Walsh Kicked in Warm Climates For Most of His Career
Walsh grew up in Boca Raton, Florida, far from the frozen tundra he stepped on yesterday at the University of Minnesota. He kicked at Cardinal Gibbons High School in Fort Lauderdale, then committed to Georgia for college, where his Saturdays were usually filled with sunshine and sweaty SEC fans. And let us not forget that Walsh was drafted in 2012, and the Vikings played beneath a dome until 2013.
So although Walsh has kicked in cold conditions before, his home turf has always been warm.
Laces Out, Bro!
Even the most casual football fan knows, thanks mostly to Ace Ventura, that if the holder can’t position the laces of the football to face away from the kicker, everything is doomed. Jeff Locke was the man charged with getting the laces out, and he failed. From the moment Locke caught the snap and placed the ball down, the white laces prominently stared Walsh in the face. The kick was bound to fail. And fail it did.
The Football Slipped
It wasn’t enough for the laces to be facing in. That wouldn’t have been cruel enough. Also, the ball slipped forward when Locke placed it on the ground, creating an undesirable angle for Walsh’s foot. Not only was Walsh dealing with a frozen field, minus 2-degree weather and grinning laces, his ball was thrown off its axis. Those factors would defeat even the greatest of kickers.
Walsh Hadn’t Kicked Since the End of the Third Quarter
Walsh’s final field goal before the fateful miss came with two seconds left in the third quarter. After he kicked off, he sat the entire fourth quarter in frigid temperatures before trotting out with 26 ticks left on the clock. In other words, my man was cold, both mentally and physically. He sat for 15:28 of game time, which for a nationally televised NFL playoff game can translate to over 30 minutes of real time. Kickers need to get into a rhythm like the rest of their teammates do. Sitting that long in brutally cold weather could only have hurt Walsh’s chances at making that kick, no matter how short it was.

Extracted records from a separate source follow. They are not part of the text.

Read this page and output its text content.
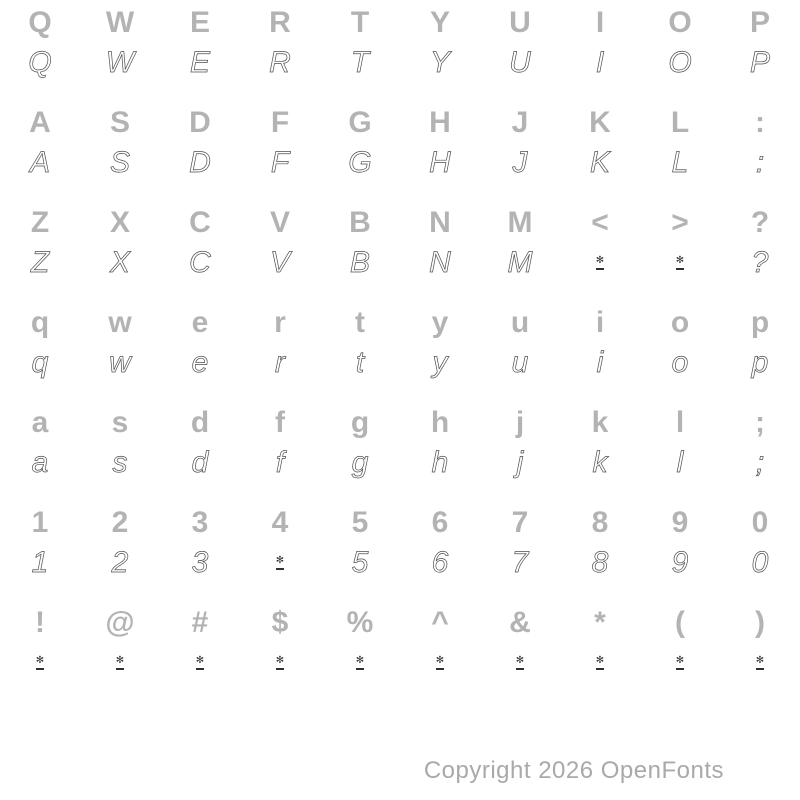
Q	W	E	R	T	Y	U	I	O	P
Q	W	E	R	T	Y	U	I	O	P
A	S	D	F	G	H	J	K	L	:
A	S	D	F	G	H	J	K	L	:
Z	X	C	V	B	N	M	<	>	?
Z	X	C	V	B	N	M	✻	✻	?
q	w	e	r	t	y	u	i	o	p
q	w	e	r	t	y	u	i	o	p
a	s	d	f	g	h	j	k	l	;
a	s	d	f	g	h	j	k	l	;
1	2	3	4	5	6	7	8	9	0
1	2	3	✻	5	6	7	8	9	0
!	@	#	$	%	^	&	*	(	)
✻	✻	✻	✻	✻	✻	✻	✻	✻	✻
Copyright 2026 OpenFonts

His NFL Combine Scouting Report May Have Predicted The Missed Kick
Four years ago, after Walsh attended the NFL Scouting Combine, nfl.com broke down his strengths and weaknesses heading in to the 2012 NFL Draft. The plusses? Walsh was said to be able to “let it rip” from 60 yards or more, and was “most reliable in mid-range kicks.” His weaknesses, though, may have predicted the story of the missed kick four years before it happened.
“Walsh has been inaccurate at times when he tries to drive the ball too hard,” the scouting report says. Walsh missed 14 field goals his senior year at Georgia, presumably because he tried to blast the ball when he didn’t need to. That certainly looks to have been the case yesterday in Minnesota, as Walsh lasered the football when he only needed 27 yards. Thus, wide left.